I thought I would post my sub woofer build since Bob was gracious enough to donate the driver to the InDIYana event as a door price. I won the Black Box speaker competition so I got first choice at the door prize table. Since Jeff B. took the driver up front at the event and gave it his approval I jumped all over it. 
Not only did I get the driver Jeff also worked up the alignment for me. I've been wanting to build an end table sub for my living room and figured this would be a great candidate since it was designed to be an 18" cube.

I figured I'd share the design if anyone else was interested in building it. You don't have to build a crazy looking design like I did. It can be done as an 18" cube. My goal was to build the box to not weigh more then the driver and amp so I tried out a cable system I'd been thinking about for a while to brace the cabinet. Here are my build pics if you want to check it out. The pics have some detail on the design with them. I'll just post the basics here. https://picasaweb.google.com/101632266659473725850/SDX12SubEndTable 
Here is also a build thread on it. CSS Quartet12XC Subwoofer Build

Anyway here is the alignment. It features one SDX12 driver, Two APR's from CSS and in this set up the Dayton SPA500 plat am. Jeff has this design using a couple different amps. 


























Some final pics



















I thought I new what good base sounded like but after building this sub I now know for sure what it sounds like. While listening to music this sub just makes the bass guitar feel like its right in the room with you and with movies it will make you feel just like your there. The look on my wives face was priceless when the first action scene started in the move Transformers. Wish I had a pic to post of that. 

Thanks again Bob for such a great driver. Also thanks again Jeff for an awesome design.

Dave


----------



## Mike P.

Interesting cabinet design. Glad to hear you are enjoying the sub!


----------



## orion

Awesome news man.

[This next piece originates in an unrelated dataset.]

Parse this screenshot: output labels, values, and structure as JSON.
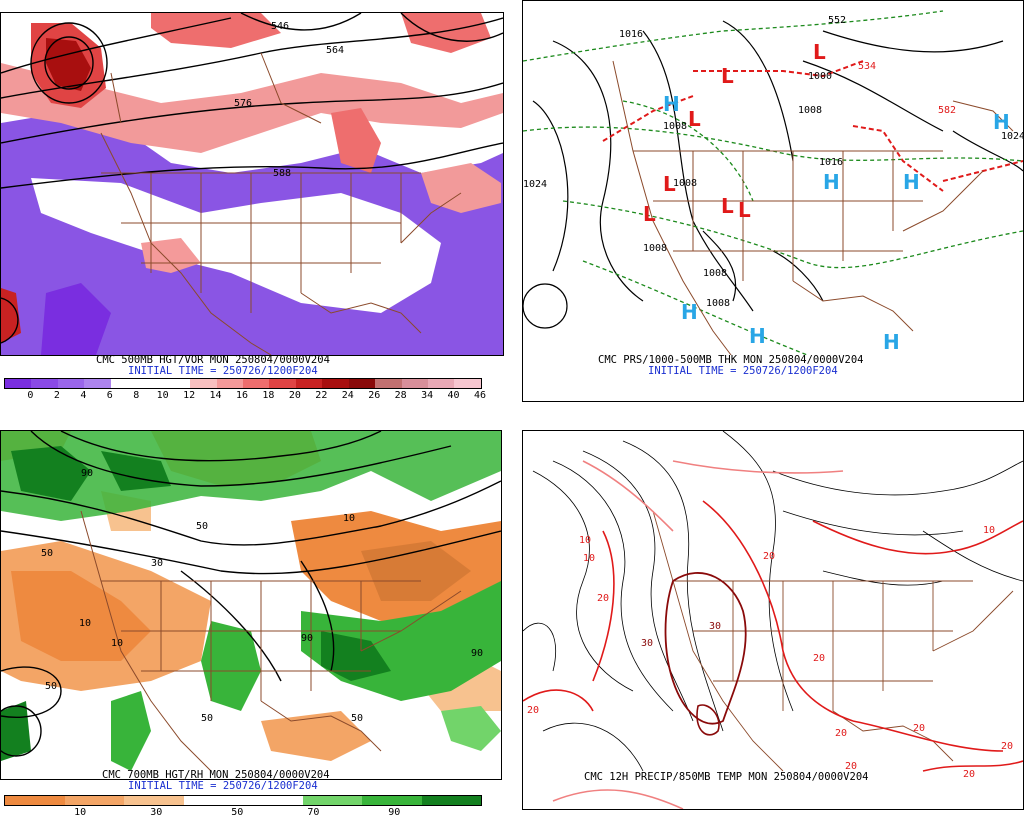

That build looks crazy good. If it sounds half as good as it looks you have a winner. That internal bracing looks killer!! Good job.


----------



## steve nn

> I thought I new what good base sounded like but after building this sub I now know for sure what it sounds like. While listening to music this sub just makes the bass guitar feel like its right in the room with you and with movies it will make you feel just like your there. The look on my wives face was priceless when the first action scene started in the move Transformers. Wish I had a pic to post of that.
> 
> Thanks again Bob for such a great driver. Also thanks again Jeff for an awesome design.
> 
> Dave


 Very nice build Dave.. I ran across it when I was investigating the 12” SDX and was quite impressed with your effort. Anyway I’m very glad to hear your impressions are so high of the 12” SDX. I know I am with the older 15” version.. if looks mean anything, I’m sure I’ll be with the 12” also. Congrats on your new build and sub.


----------



## RAW

Nice build 

All the pictures posted on the PE forum. Guess Bob gave the kit away on the PE forum!


----------